St. Boniface Hospital Research’s Communications and Media Services department has been awarded a grant to create a 4-foot by 24-foot landscape mural, depicting Manitoba agriculture morphing into a Winnipeg skyline, all out of pulses. The mural is intended to increase awareness of the nutritional properties of pulses, a research interest of the Canadian Centre for Agri-Food Research in Health and Medicine. The artwork will be unveiled at the 10th Canadian Pulse Research Workshop at the Delta Hotel in Winnipeg, MB, on October 26th.

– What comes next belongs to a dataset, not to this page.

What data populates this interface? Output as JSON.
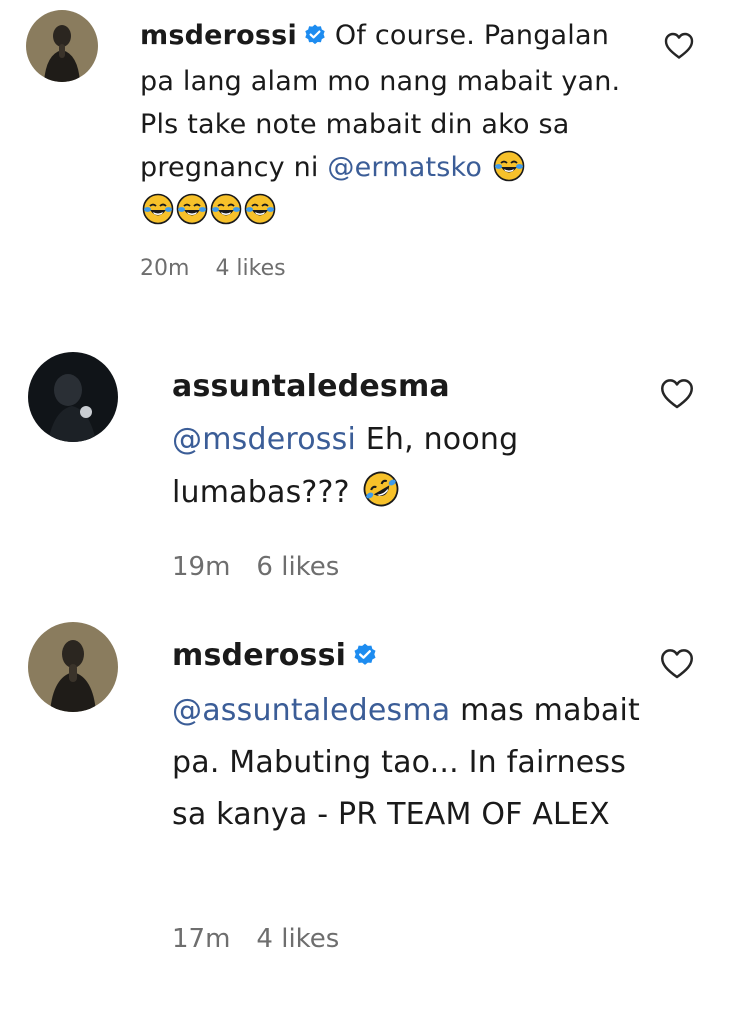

“We are very grateful to the Manitoba Pulse and Soybean Growers of Manitoba for their generous grant,” says Bill Peters, Manager of Communications & Media Services at St. Boniface Hospital Research. “We are building on the promotional success we have experienced over the past few years with other bean art projects, and this is the biggest one by far at almost 100 square feet.” Peters adds, “The science performed by CCARM is extraordinary, and drawing attention and support to their work is tremendously rewarding.”
About MPSG
The Manitoba Pulse & Soybean Growers is a non-profit, member-based corporation representing more than 3,500 farmers in Manitoba who grow pulses, including edible beans, peas, lentils, chickpeas, faba beans, and soybeans. MPSG provides Manitoba pulse grower members with production knowledge and market development support, through focused research, advocacy, and linkages with industry partners.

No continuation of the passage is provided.